The naive assumption would be that you want to read the config from @, as the config will always match the version of the code you're using. However, it turns out that some things want to refer to @, while others want to read the config from trunk().

Consider several different use cases:

My formatter was previously clang-format --foo, but the option --foo was deprecated in the latest version of clang-format
- Here, you want to read from trunk()
My formatter was previously $repo/formatter --foo, but the option --foo was deprecated in the latest version of formatter
- Here, you want to read from @
We decide to split long lines and add a new formatter (or pre-upload hook) config formatter --line-length=80
- Here, you probably want to read from @
We decide to add a pre-upload check that validates that all commit descriptions contain a reference to a bug
- This should be applied to old branches as well, so you want trunk()
We add a new helpful alias / revset
- This should be applied to old branches as well, so you want trunk()
We move our formatter
- If it’s external, you want to read from trunk()
- If it’s internal, you want to read from @

All in all, you can see a general pattern.

If something refers to an in-repo tool, you probably want the config to be read from @
Otherwise, you probably want to read from trunk()
I say probably, because the split long lines example doesn’t conform to this rule.

Problematic examples

This is problematic with trunk() because if you add the --reorder-hooks and then checkout stable-branch it will incorrectly attempt to reorder imports

[fix.tools.rustfmt]
command = ["rustfmt", "--reorder-imports"]

Solution 1: formatter config

In practice, it is highly unlikely that a formatter config would be written that way. Far more likely, you would see an entry in config.toml like:

[fix.tools.rustfmt]
command = ["rustfmt"]

.rustfmt.toml:

reorder_imports = true

This simply works out of the box, since the formatter is reading the config from @'s .rustfmt.toml

Solution 2 (more general but convoluted): Wrapper script

As long as the formatter is in-repo, we can just write a wrapper script which does this for us.

[fix.tools.rustfmt]
command = ["rustfmt.py"]

rustfmt.py:

os.execv(["rustfmt", "--reorder-imports"])

Solution 3 (for scripts that need to run at trunk)

If you write a script for which the API keeps changing, eg. you add / remove flags to it, you can do something like this:

[aliases]
upload = ["util", "exec", "--", "bash", "-c", "python3", "-c", "$(jj file show -r 'trunk()' upload.py)"]

Decision: Trunk vs @

@ and trunk() are the only two reasonable candidates as places to read from, IMO. I personally believe that if only one option is available, trunk() would be much more appropriate, for the reasons specified above.

However, @pmetzger has pointed out that in a future world where Git isn’t the backend, this decision may come back to bite us (as build tools may be checked in to the build).

For now, we will only support reading from the working copy (@), but in the future, we may consider supporting other revisions.

To achieve this, there are several methods.
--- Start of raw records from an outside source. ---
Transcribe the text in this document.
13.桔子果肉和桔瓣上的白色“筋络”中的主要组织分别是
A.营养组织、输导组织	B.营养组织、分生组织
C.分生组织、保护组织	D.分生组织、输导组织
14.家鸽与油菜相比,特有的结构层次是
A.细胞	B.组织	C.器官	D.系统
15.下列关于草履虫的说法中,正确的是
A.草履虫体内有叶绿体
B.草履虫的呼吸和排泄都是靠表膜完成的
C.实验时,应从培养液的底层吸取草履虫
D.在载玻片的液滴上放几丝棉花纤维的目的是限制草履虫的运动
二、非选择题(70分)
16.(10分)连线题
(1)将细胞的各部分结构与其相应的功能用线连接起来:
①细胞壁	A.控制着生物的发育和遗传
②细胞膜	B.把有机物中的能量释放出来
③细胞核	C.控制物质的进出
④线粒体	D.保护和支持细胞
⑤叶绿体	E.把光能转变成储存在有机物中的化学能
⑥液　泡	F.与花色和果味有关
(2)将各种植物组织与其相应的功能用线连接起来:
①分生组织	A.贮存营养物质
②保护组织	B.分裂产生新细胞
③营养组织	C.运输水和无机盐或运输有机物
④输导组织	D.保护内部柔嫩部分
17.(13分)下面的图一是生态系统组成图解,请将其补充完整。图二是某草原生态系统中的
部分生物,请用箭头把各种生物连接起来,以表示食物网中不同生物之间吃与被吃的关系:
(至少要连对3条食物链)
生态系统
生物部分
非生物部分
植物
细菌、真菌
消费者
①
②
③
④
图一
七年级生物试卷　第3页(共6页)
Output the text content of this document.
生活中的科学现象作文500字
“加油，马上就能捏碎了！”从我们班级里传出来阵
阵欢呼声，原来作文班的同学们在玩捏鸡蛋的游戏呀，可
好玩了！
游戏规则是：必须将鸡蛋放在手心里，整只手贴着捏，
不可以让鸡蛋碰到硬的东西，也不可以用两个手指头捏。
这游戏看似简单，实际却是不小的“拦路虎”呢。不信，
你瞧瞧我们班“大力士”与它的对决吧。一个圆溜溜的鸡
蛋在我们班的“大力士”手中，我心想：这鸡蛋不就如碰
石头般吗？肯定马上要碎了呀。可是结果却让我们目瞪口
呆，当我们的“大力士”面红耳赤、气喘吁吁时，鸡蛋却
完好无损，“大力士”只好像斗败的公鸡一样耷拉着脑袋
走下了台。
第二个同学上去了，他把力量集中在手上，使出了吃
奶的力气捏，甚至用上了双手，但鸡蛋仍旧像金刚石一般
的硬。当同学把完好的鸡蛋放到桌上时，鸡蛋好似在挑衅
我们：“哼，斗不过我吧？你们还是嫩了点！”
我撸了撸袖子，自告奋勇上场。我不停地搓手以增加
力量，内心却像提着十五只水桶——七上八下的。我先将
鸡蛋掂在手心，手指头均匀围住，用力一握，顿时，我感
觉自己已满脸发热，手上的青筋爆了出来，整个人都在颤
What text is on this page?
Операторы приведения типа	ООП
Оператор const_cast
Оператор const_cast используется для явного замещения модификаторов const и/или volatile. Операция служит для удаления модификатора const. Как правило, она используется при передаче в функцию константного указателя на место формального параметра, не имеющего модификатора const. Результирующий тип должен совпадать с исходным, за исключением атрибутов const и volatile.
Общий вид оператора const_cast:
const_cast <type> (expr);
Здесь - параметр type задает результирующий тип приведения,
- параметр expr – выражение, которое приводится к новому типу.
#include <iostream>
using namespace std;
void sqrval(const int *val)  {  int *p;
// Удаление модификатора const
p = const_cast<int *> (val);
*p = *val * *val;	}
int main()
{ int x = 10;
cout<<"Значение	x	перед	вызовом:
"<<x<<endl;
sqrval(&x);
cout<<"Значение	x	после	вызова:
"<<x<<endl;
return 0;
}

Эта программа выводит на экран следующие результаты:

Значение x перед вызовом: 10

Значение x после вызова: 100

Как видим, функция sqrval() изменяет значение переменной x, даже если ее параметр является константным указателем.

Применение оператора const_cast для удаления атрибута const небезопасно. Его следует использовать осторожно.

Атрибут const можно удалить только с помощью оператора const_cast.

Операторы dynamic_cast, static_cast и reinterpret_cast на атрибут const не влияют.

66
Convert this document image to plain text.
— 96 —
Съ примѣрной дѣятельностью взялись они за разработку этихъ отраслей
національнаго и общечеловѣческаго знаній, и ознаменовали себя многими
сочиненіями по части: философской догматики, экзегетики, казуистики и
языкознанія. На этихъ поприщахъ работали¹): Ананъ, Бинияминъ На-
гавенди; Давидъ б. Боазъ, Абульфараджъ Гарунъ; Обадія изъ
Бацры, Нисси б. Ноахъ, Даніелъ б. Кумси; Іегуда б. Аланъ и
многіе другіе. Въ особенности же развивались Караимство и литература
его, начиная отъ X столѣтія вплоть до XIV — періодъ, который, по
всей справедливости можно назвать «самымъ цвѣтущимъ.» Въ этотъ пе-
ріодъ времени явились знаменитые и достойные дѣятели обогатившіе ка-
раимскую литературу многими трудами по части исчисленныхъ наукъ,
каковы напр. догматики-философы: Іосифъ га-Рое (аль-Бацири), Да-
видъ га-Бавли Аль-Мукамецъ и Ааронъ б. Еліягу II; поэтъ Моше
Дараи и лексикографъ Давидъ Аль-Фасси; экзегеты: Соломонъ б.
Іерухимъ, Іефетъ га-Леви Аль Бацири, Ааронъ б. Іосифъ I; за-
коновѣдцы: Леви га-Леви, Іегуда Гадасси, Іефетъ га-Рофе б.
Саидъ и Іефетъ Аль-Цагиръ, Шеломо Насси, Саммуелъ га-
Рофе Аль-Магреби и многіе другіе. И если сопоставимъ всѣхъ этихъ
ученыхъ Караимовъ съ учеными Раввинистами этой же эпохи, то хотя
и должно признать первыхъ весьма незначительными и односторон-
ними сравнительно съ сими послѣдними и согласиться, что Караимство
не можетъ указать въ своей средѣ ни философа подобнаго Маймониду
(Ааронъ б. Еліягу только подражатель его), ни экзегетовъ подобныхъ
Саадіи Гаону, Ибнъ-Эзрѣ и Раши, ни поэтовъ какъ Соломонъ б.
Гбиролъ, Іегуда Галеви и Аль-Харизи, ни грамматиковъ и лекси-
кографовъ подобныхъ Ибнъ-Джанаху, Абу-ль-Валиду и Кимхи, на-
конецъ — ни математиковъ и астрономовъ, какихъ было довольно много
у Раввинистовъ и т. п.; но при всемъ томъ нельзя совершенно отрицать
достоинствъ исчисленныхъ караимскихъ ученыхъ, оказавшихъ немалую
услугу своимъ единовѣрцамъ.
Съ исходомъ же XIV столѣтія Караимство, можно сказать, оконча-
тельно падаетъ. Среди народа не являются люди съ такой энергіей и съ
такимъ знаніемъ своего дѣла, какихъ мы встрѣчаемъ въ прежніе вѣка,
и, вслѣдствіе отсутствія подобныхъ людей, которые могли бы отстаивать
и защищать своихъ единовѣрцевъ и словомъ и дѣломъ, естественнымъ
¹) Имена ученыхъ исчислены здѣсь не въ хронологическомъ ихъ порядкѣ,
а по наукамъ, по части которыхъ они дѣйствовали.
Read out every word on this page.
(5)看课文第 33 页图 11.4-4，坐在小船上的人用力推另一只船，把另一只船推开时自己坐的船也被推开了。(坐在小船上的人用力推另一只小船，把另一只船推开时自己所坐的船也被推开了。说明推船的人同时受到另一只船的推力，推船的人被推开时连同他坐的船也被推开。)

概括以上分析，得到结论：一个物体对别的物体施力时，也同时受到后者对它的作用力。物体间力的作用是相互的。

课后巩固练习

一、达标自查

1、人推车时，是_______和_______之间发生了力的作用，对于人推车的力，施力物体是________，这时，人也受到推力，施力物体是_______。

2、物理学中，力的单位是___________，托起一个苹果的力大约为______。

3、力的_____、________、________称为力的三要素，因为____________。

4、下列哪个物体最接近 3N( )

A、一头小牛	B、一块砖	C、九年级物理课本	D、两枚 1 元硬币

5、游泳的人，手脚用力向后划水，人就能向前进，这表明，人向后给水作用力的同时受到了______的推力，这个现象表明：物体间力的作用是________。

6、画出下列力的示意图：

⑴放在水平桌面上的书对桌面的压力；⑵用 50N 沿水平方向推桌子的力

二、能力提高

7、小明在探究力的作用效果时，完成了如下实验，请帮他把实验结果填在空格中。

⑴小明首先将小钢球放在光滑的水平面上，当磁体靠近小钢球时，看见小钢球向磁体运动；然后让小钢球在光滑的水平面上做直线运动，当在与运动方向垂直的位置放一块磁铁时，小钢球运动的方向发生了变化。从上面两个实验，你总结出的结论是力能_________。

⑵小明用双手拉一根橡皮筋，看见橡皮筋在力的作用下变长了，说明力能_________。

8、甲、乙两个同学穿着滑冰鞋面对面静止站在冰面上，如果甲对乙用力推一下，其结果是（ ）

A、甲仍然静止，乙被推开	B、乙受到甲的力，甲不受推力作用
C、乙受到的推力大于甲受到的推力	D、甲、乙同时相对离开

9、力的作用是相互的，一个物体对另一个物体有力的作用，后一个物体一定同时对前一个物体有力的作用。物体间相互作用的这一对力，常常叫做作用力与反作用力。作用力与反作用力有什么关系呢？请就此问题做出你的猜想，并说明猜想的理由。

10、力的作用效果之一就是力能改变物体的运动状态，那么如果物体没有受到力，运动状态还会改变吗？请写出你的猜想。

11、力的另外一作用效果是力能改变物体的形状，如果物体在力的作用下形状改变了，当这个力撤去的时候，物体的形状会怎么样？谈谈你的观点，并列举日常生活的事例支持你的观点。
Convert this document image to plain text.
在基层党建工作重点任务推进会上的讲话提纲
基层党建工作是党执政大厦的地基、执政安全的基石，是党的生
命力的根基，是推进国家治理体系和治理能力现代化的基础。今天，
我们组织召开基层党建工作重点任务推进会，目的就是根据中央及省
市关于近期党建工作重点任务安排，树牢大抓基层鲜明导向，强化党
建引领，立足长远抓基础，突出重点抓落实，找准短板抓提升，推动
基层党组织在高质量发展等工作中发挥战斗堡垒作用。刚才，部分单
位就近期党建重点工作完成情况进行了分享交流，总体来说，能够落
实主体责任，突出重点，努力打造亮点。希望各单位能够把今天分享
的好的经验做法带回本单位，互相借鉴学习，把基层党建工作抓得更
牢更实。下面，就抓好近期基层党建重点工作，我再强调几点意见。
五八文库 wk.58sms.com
I'll list some of them, but they don't need review, as they are out of scope of this proposal.

The simplest that comes to mind is a --managed-config-from-revision flag or config option.

Alternatively, a more general approach could be to create some kind of include directive in config.toml files, like so (this has already been discussed and rejected before, so it may not be viable).

includes = [
    {
        path = "other_config.toml",
        revision = "trunk()",
    },
]

Read from filesystem or from repo objects?

The tradeoffs are:

If we read it from the filesystem, then it will not be read if the path is not tracked, e.g. because you have done jj sparse --clear --add lib or because the file matches .gitignore and is not yet tracked.
- This could be mitigated by always including .config/jj in jj sparse
If we read it from the repo objects, then changes will not apply to the next command unless we load this config after snapshotting
Reading from the filesystem is faster
mtime is only available when reading from the filesystem

Reading from the filesystem seems strictly superior, given the mitigation strategy available, so we will go ahead with that for now. If we ever decide to support reading from trunk(), however, we will need to support reading from the repo.